Christine Poggi is Professor of modern and contemporary art and criticism in the History of Art Department at the University of Pennsylvania, with a secondary appointment in the Italian Section, Romance Languages. She is author of the award-winning book Inventing Futurism: The Art and Politics of Artificial Optimism (Princeton University Press, 2009), which received the Howard R. Marraro Prize from the Modern Language Association. She is also co-editor, with Lawrence Rainey and Laura Wittman, of Futurism: An Anthology (Yale, 2009), a new collection of Futurist manifestos, creative texts, and images. Her research has focused on early twentieth-century European avant-gardes, the invention of collage and constructed sculpture, the rise of abstraction, and the relationship of art to emerging forms of labor and technology.

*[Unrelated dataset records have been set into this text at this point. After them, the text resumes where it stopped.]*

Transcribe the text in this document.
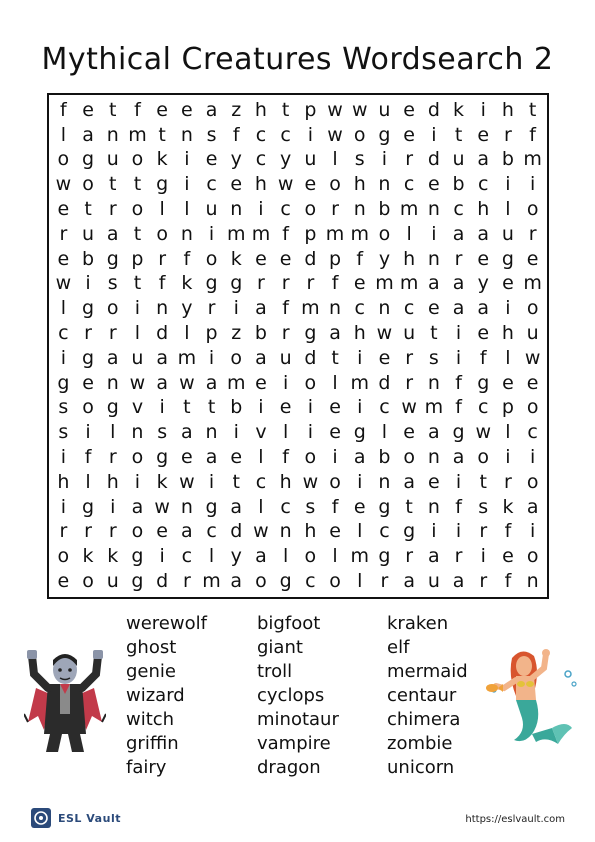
Mythical Creatures Wordsearch 2
f e t f e e a z h t p w w u e d k i h t
l a n m t n s f c c i w o g e i t e r f
o g u o k i e y c y u l s i r d u a b m
w o t t g i c e h w e o h n c e b c i	i
e t r o l	l u n i c o r n b m n c h l o
r u a t o n i m m f p m m o l	i a a u r
e b g p r f o k e e d p f y h n r e g e
w i s t f k g g r r r f e m m a a y e m
l g o i n y r i a f m n c n c e a a i o
c r r l d l p z b r g a h w u t i e h u
i g a u a m i o a u d t i e r s i f l w
g e n w a w a m e i o l m d r n f g e e
s o g v i t t b i e i e i c w m f c p o
s i	l n s a n i v l	i e g l e a g w l c
i f r o g e a e l f o i a b o n a o i	i
h l h i k w i t c h w o i n a e i t r o
i g i a w n g a l c s f e g t n f s k a
r r r o e a c d w n h e l c g i	i r f i
o k k g i c l y a l o l m g r a r i e o
e o u g d r m a o g c o l r a u a r f n
werewolf
ghost
genie
wizard
witch
griffin
fairy
bigfoot
giant
troll
cyclops
minotaur
vampire
dragon
kraken
elf
mermaid
centaur
chimera
zombie
unicorn
ESL Vault	https://eslvault.com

She also works on the art of the sixties and seventies and on contemporary art.
Christine Poggi
Penn Humanities Forum Faculty Fellow
2016—2017 Forum on Translation
Christine Poggi
Professor of History of Art, University of Pennsylvania
On the Other Side: The Performance of Exile, Migration, and Labor in Contemporary Art
In this book project, I address the precarious status of stateless or migrant groups by focusing on the performances, installations, films, photography, border crossings, and counter‐mappings of an international group of artists. These artists—Michelangelo Pistoletto, Tehching Hsieh, Christian Philipp Müller, Mona Hatoum, Santiago Sierra, the Border Arts Workshop, and Chantal Akerman—share a concern with issues of exile and migration. This includes the freedom to cross borders or thresholds; conditions of low‐wage labor as articulated along lines of race, gender, and class; the loss of a sense of “home”; the exercise of the rights of public citizenship; and self–other encounters that often involve acts of translation, both linguistic and geographical.